Energy Voice has called on the global energy sector to participate in the final part of its landmark research launched to mark 50 years in oil and gas exploration in the North Sea.
The latest survey has now gone live, just weeks ahead of its Offshore Europe event where the findings will be revealed.
Take part here.
The final tranche will look at how to fuel the conversation and encourage the next generation of industry leaders and look at the future of the North Sea.
The project was launched in response to falling oil prices, which placed the UK and wider global energy marker under pressure.
Energy 2050 – Securing our Future was launched at OTC in Houston in May and is in partnership with RGU, Burness Paull, EY, Douglas Westwood, Fifth Ring and the University of Oklahoma.
The first findings revealed leaders believed crude prices will bounce back above $100 by 2020.
The need to slash costs was also seen as the number one challenge for the oil industry.
The research will be discussed by a panel which includes industry leader Sir Ian Wood, Derek Leith office managing partnerat EY Aberdeen and the firm’s UK head of oil and gas taxation and Offshore Europe co-chairman Michael Engell-Jensen.
The event, which will be held at the Tivoli on Wednesday September 2, will discuss the final wave of Energy Voice’s research: Energy 2050 – Securing our Future.
Industry leaders have already backed the event with UK Energy Minister describing the move as “critical” in ensuring a dialogue with the next generation of workers.
Oil and Gas UK’s Deidre Michie said the sector still has “much to offer the next generation who will play a vital role in securing and supporting the sector’s long-term future.”
Chris Chapman, commercial director Viking SeaTech, said: “In a down-turn environment it is extremely important that a business is lean enough for survival but also has the expertise to plan ahead for the inevitable swing back upwards.

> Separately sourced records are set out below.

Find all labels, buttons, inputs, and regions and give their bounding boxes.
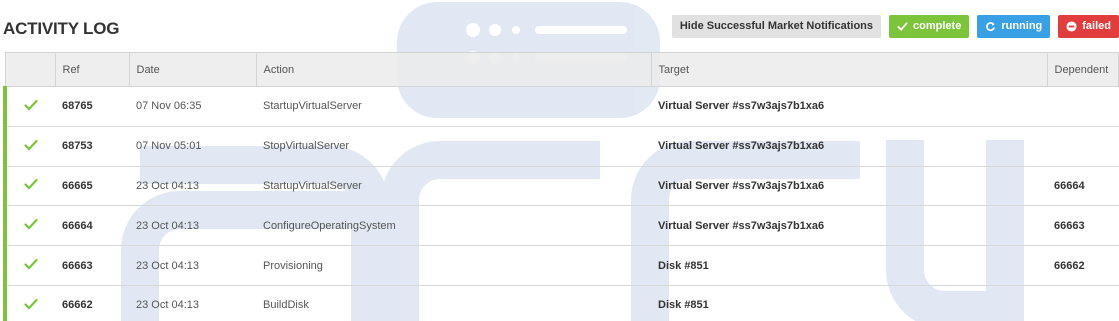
table-row[interactable]: 68765 07 Nov 06:35 StartupVirtualServer … xyxy=(3,86,1119,127)
column-action[interactable]: Action xyxy=(256,52,652,87)
action-cell: StartupVirtualServer xyxy=(256,86,651,127)
filter-toolbar: Hide Successful Market Notifications com… xyxy=(671,15,1119,38)
ref-cell: 66663 xyxy=(55,245,129,286)
action-cell: StopVirtualServer xyxy=(256,126,651,167)
refresh-icon xyxy=(985,21,996,32)
table-row[interactable]: 68753 07 Nov 05:01 StopVirtualServer Vir… xyxy=(3,126,1119,167)
dependent-cell xyxy=(1047,126,1119,167)
status-cell xyxy=(3,166,55,207)
column-dependent[interactable]: Dependent xyxy=(1047,52,1119,87)
target-cell: Virtual Server #ss7w3ajs7b1xa6 xyxy=(651,126,1047,167)
date-cell: 23 Oct 04:13 xyxy=(129,245,256,286)
status-cell xyxy=(3,285,55,321)
ref-cell: 68765 xyxy=(55,86,129,127)
dependent-cell: 66664 xyxy=(1047,166,1119,207)
filter-complete-button[interactable]: complete xyxy=(889,15,970,38)
filter-complete-label: complete xyxy=(913,20,962,32)
table-row[interactable]: 66663 23 Oct 04:13 Provisioning Disk #85… xyxy=(3,245,1119,286)
ref-cell: 68753 xyxy=(55,126,129,167)
page-header: ACTIVITY LOG Hide Successful Market Noti… xyxy=(0,0,1119,52)
date-cell: 23 Oct 04:13 xyxy=(129,285,256,321)
page-title: ACTIVITY LOG xyxy=(3,19,120,38)
column-ref[interactable]: Ref xyxy=(55,52,130,87)
check-icon xyxy=(897,21,908,32)
target-cell: Virtual Server #ss7w3ajs7b1xa6 xyxy=(651,86,1047,127)
column-status xyxy=(4,52,56,87)
check-icon xyxy=(24,258,38,273)
table-header-row: Ref Date Action Target Dependent xyxy=(4,52,1119,87)
table-row[interactable]: 66664 23 Oct 04:13 ConfigureOperatingSys… xyxy=(3,205,1119,247)
check-icon xyxy=(24,178,38,193)
target-cell: Disk #851 xyxy=(651,285,1047,321)
action-cell: StartupVirtualServer xyxy=(256,166,651,207)
action-cell: BuildDisk xyxy=(256,285,651,321)
table-row[interactable]: 66662 23 Oct 04:13 BuildDisk Disk #851 xyxy=(3,285,1119,321)
table-row[interactable]: 66665 23 Oct 04:13 StartupVirtualServer … xyxy=(3,166,1119,207)
filter-running-label: running xyxy=(1001,20,1043,32)
filter-failed-label: failed xyxy=(1082,20,1111,32)
date-cell: 23 Oct 04:13 xyxy=(129,205,256,247)
date-cell: 07 Nov 06:35 xyxy=(129,86,256,127)
target-cell: Virtual Server #ss7w3ajs7b1xa6 xyxy=(651,166,1047,207)
dependent-cell xyxy=(1047,86,1119,127)
minus-circle-icon xyxy=(1066,21,1077,32)
ref-cell: 66662 xyxy=(55,285,129,321)
target-cell: Virtual Server #ss7w3ajs7b1xa6 xyxy=(651,205,1047,247)
target-cell: Disk #851 xyxy=(651,245,1047,286)
ref-cell: 66665 xyxy=(55,166,129,207)
dependent-cell xyxy=(1047,285,1119,321)
status-cell xyxy=(3,245,55,286)
column-target[interactable]: Target xyxy=(651,52,1048,87)
status-cell xyxy=(3,205,55,247)
filter-failed-button[interactable]: failed xyxy=(1058,15,1119,38)
dependent-cell: 66663 xyxy=(1047,205,1119,247)
hide-successful-button[interactable]: Hide Successful Market Notifications xyxy=(671,15,882,38)
date-cell: 23 Oct 04:13 xyxy=(129,166,256,207)
activity-table: Ref Date Action Target Dependent 68765 0… xyxy=(3,52,1119,321)
check-icon xyxy=(24,99,38,114)
filter-running-button[interactable]: running xyxy=(977,15,1051,38)
check-icon xyxy=(24,298,38,313)
status-cell xyxy=(3,126,55,167)
date-cell: 07 Nov 05:01 xyxy=(129,126,256,167)
column-date[interactable]: Date xyxy=(129,52,257,87)
action-cell: ConfigureOperatingSystem xyxy=(256,205,651,247)
status-cell xyxy=(3,86,55,127)
action-cell: Provisioning xyxy=(256,245,651,286)
dependent-cell: 66662 xyxy=(1047,245,1119,286)
check-icon xyxy=(24,218,38,233)
check-icon xyxy=(24,139,38,154)
ref-cell: 66664 xyxy=(55,205,129,247)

“This is a difficult compromise to achieve and at the same time retain the key competencies within a business, but also be able to provide a clear line of sight to successful careers for existing and new staff.
“In a downturn it tends to be the best staff who are retained, it is very important therefore to ensure that those staff remain engaged in the success of the business. It is vital that their interests, career paths and incentivisation plans are strongly focused upon.
“Some of these personnel who are already in a business will be the next generation, and the organisational impacts of a downturn can actually provide new opportunities for such personnel to develop on faster tracks than before, realising the potential particularly in young personnel.
“The right level of recruitment in key positions needs to be maintained and the messaging to potential new employees around the strength of a business and its future is key. The downturn can actually be used to advantage by the smartest companies, as good people become available as a result of circumstances.
“Companies need to be brave in their investment in people for the future upturn, and use the downturn effectively and reset the competencies of the organisation.”